What passes for good budget news these days

Sales tax revenue didn’t decline as much as in previous months.

In February, the state’s sales tax collections were down 8.8 percent compared with the same month a year earlier. Though still in the red, the February figure looked better than the previous months’ double-digit decreases that have put the state 13 percent behind last year’s collections six months into the budget year.

“One month certainly doesn’t make a trend, but it is encouraging to see that we are beginning to move in the right direction,” said [John Heleman , the Texas comptroller’s chief revenue estimator], who added that he expects to see sales tax growth starting this summer.

[…]

Even so, the state’s budget shortfall is expected to be about $11 billion at a minimum and could reach as high as $15 billion, John O’Brien, the executive director of the Legislative Budget Board, told the House Appropriations Committee.

All things considered, an $11 billion hole isn’t as bad as it looks, assuming that the political will really is there to use the Rainy Day Fund.
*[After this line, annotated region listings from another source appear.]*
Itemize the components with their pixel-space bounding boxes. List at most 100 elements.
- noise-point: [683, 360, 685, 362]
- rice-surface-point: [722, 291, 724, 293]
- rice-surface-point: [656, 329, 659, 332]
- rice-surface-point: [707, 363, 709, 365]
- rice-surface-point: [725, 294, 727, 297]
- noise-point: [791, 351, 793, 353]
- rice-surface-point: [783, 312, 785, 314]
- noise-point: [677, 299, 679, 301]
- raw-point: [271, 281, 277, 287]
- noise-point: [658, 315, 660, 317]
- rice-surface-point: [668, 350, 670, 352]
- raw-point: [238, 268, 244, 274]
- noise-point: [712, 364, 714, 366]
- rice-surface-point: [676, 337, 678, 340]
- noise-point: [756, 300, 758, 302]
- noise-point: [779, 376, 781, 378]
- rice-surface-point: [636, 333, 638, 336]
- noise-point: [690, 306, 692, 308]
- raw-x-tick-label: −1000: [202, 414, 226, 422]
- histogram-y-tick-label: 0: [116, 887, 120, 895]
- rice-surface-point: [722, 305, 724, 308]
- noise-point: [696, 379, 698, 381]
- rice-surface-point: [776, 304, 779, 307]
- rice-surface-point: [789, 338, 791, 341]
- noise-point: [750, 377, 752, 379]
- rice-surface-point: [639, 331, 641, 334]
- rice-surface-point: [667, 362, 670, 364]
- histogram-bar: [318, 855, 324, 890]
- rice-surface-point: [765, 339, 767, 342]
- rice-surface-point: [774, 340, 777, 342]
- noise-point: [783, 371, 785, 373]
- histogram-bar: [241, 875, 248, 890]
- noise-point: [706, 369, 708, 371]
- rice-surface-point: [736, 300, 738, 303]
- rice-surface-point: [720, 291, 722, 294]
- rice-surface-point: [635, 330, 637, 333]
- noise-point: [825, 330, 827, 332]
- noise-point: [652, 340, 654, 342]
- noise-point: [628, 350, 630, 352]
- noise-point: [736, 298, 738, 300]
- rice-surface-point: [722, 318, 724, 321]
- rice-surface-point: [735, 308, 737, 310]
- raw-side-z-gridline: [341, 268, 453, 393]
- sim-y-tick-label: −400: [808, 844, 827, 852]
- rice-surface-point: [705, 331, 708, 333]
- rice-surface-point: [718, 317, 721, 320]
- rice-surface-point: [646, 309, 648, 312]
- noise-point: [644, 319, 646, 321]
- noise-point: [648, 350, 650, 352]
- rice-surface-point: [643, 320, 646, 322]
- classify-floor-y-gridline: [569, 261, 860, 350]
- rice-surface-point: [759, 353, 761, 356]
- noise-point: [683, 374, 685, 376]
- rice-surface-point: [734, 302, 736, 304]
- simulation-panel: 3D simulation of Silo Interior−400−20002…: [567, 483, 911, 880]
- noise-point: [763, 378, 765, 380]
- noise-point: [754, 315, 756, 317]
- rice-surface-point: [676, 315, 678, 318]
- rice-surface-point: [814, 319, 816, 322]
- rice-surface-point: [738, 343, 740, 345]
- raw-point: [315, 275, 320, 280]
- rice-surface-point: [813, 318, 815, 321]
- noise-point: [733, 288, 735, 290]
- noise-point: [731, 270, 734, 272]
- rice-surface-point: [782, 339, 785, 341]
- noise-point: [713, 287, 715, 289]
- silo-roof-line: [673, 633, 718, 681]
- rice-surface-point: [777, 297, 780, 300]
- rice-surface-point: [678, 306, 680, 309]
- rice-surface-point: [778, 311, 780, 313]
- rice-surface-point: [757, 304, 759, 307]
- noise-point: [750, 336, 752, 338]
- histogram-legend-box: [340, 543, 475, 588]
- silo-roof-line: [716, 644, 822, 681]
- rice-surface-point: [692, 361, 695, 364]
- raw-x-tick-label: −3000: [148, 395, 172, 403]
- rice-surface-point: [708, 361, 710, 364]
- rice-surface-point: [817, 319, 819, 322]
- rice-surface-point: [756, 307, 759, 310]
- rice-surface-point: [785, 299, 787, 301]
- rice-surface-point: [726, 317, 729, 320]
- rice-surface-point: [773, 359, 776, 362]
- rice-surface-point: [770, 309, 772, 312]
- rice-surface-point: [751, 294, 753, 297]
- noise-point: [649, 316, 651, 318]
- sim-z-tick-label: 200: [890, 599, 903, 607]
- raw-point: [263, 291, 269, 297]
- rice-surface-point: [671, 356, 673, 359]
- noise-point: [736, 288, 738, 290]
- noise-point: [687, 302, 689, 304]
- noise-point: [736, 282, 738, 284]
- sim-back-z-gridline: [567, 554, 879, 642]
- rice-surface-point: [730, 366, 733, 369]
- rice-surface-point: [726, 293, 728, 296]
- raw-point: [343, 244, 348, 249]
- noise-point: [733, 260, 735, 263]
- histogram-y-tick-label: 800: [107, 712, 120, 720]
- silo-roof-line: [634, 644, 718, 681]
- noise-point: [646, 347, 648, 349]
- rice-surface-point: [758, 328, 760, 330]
If so, then as outgoing Rep. Carl Isett is saying, 2011 won’t be as bad as 2003 was because the remaining gap is a much smaller percentage of the overall budget. It’s still really bad, though, and I’ll believe we’ll use the Rainy Day Fund when I see it, as any time a supermajority is needed it’s easy for things to not go as planned. Also, while using the Rainy Day Fund is clearly called for here, it doesn’t solve the underlying structural problems. That property tax cut is still costing billions more than the business margins tax is taking in. At least one of those things needs to be fixed or we’ll be right back where we started in 2013.